Ablation C: Results. The results of this experiment are presented in Fi.g 7. We find that the downstream semi-supervision performance increases as expected. However, the returns are diminishing. Indeed, though when there are 5000 samples/class available for training the semi-supervised network, the performance saturates with just 5 classes=5000 samples in total for the VTSS task. Similar trends are observed for the cases where there are lower samples/class available for semi-supervised learning. This suggests that though VTSS tasks are powerful, they seem to be hitting a barrier to the diversity of features that the model can learn. Attention must be paid to other aspects of the learning problem such as the size of the network, architecture etc [17] in order to further allow improvements leveraging more self-supervised data.

Figure 6: Results of Ablation B. Effect of number of self-supervised and supervised samples.
Figure 7: Results of Ablation C. Effect of number of classes used for self-supervision.
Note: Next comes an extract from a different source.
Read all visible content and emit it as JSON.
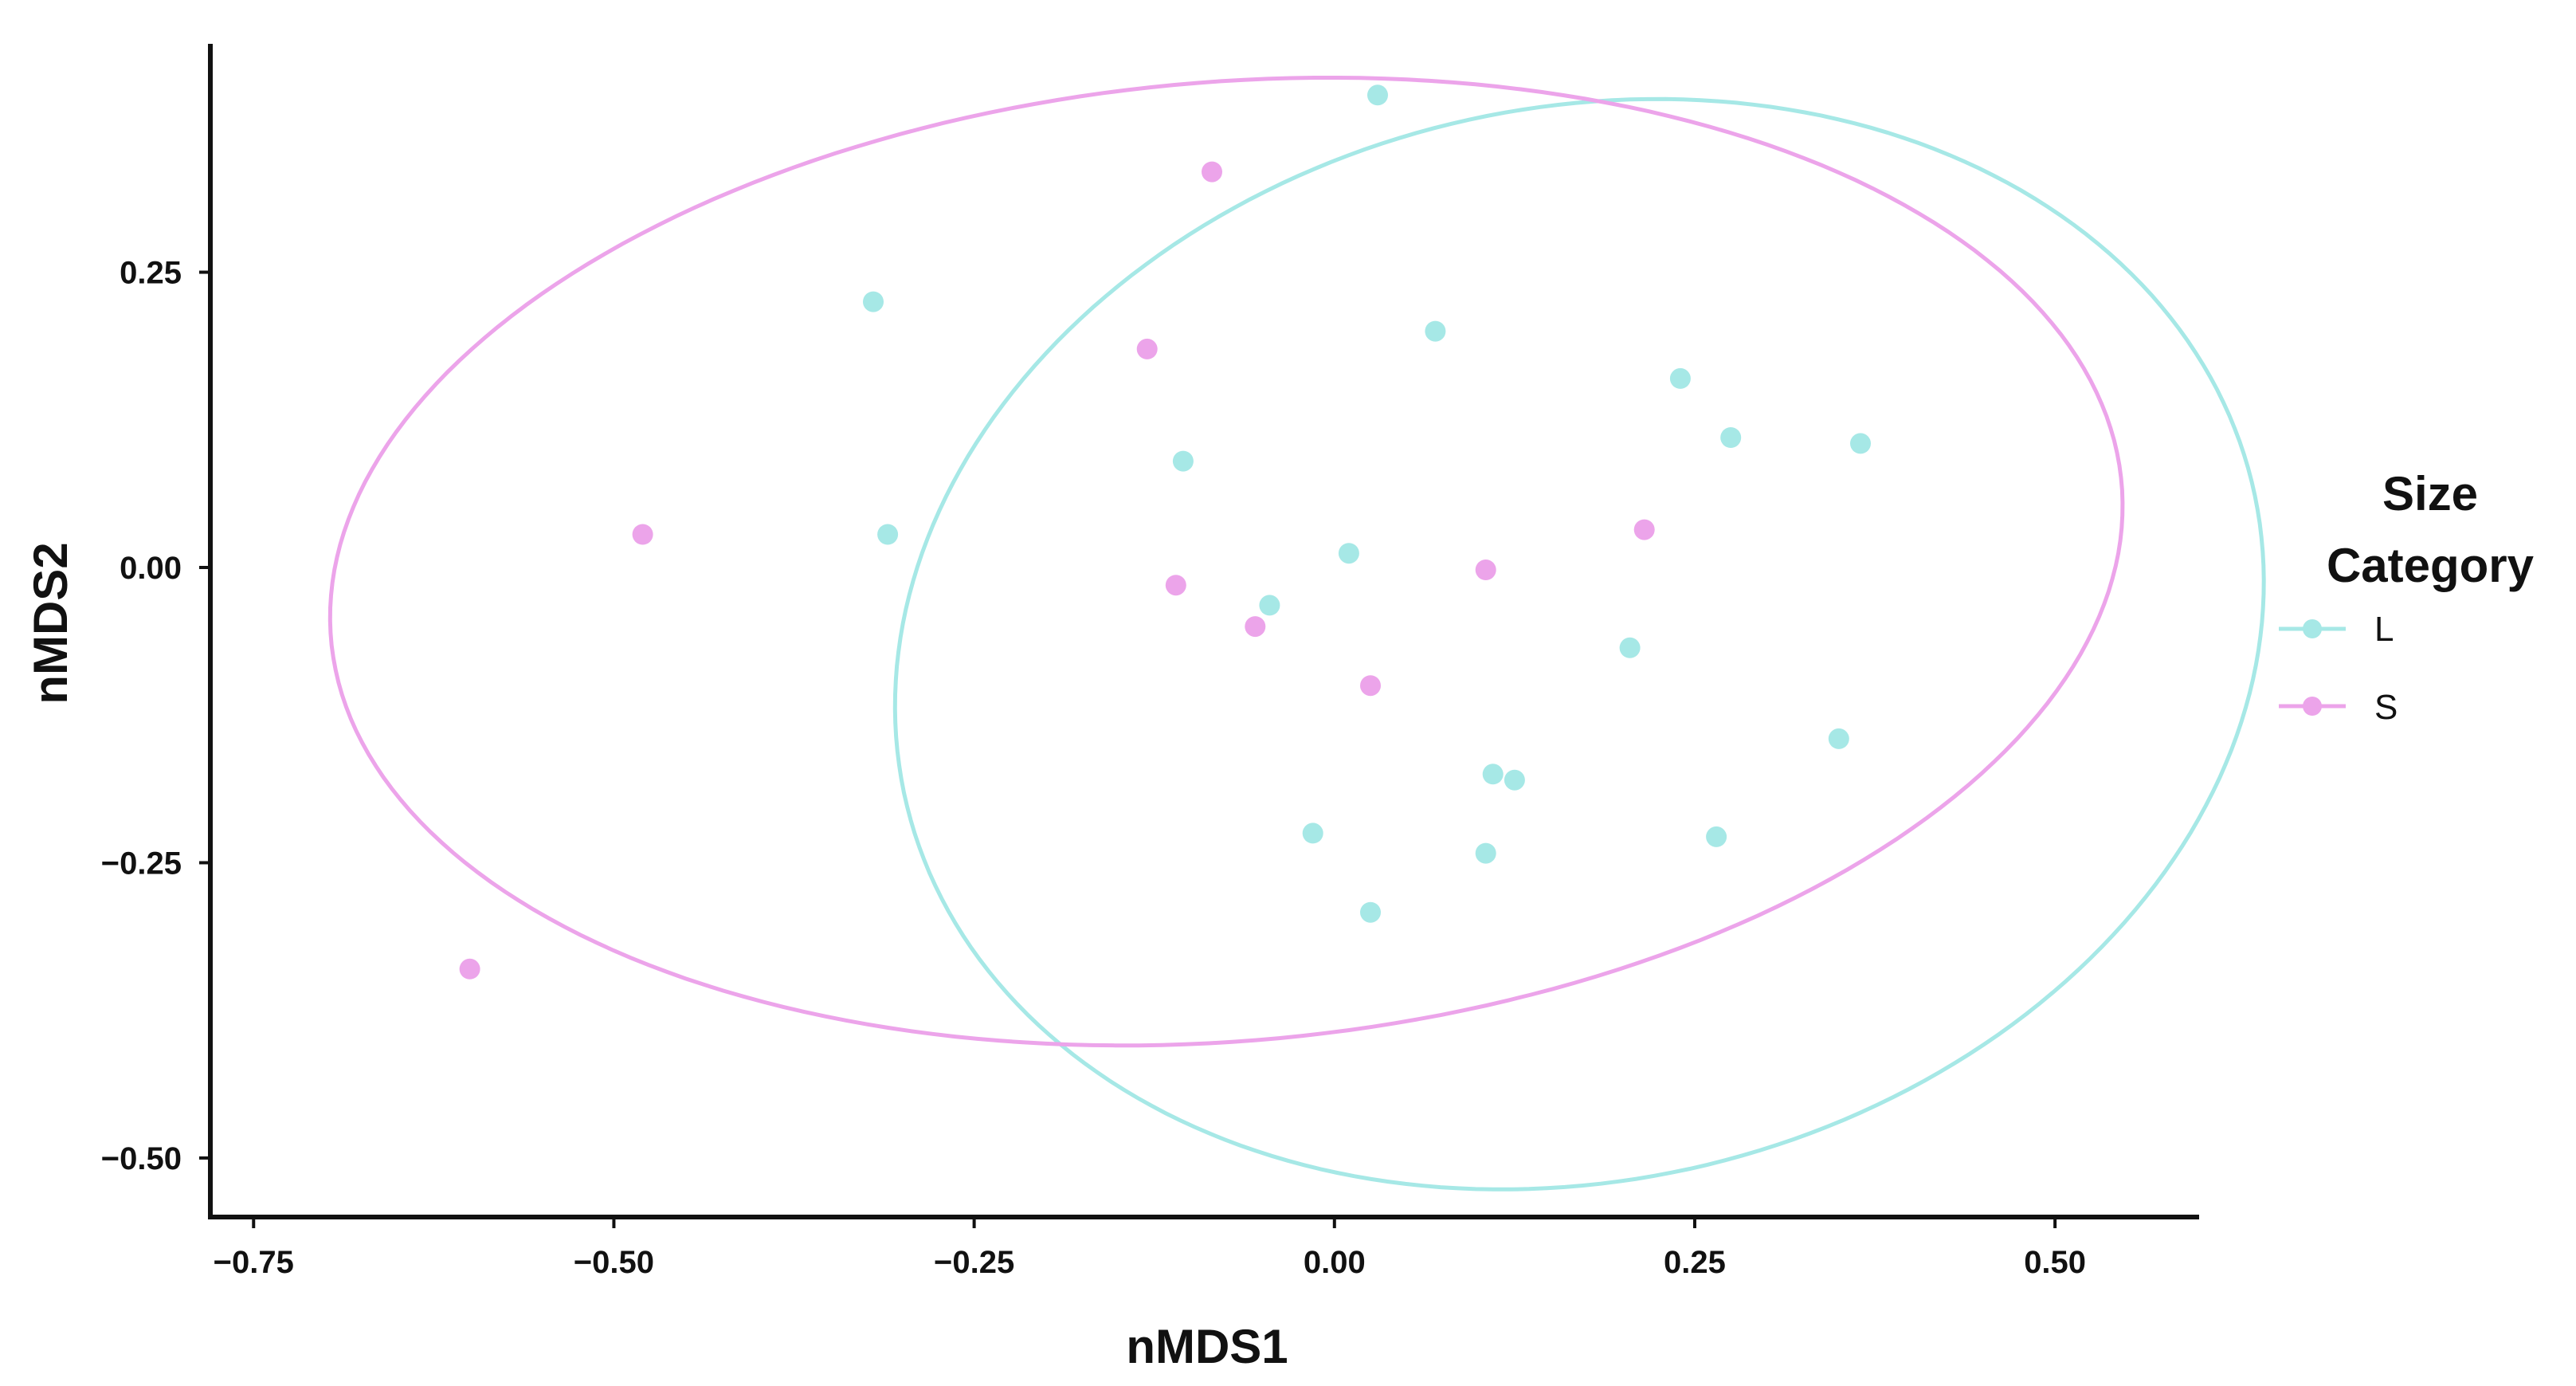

Additional Observation: Effectiveness of VTSS tasks in general. Taking a step back from a detailed inter-transformation analysis, we observe the performance of self-supervision followed by semi-supervised tasks. Recall that the original VTSS backbone network consisted of 4 conv blocks of three conv layers each. Then, only the first two conv blocks were used as a fixed feature extractor for the semi-supervised classifier on top that was trained. This classifier consisted of a single conv block that is identical to the other blocks. Therefore, in Table. 2 and Table. 2 in the main paper, the fully supervised networks or FS with 3 blocks had similar complexity to the overall self and then semi-supervised models, and provided a fair comparison from the perspective of model complexity. Yet, in the case of SVHN and FMNIST, we find that VTSS Rotation performs better than FS 3 blocks for the full crop setting (including scale for FMNIST). For the center crop experiments, VTSS R+T performs better than FS 3 blocks for SVHN. This showcases the overall effectiveness of VTSS tasks in general compared to fully-supervised networks of similar complexity.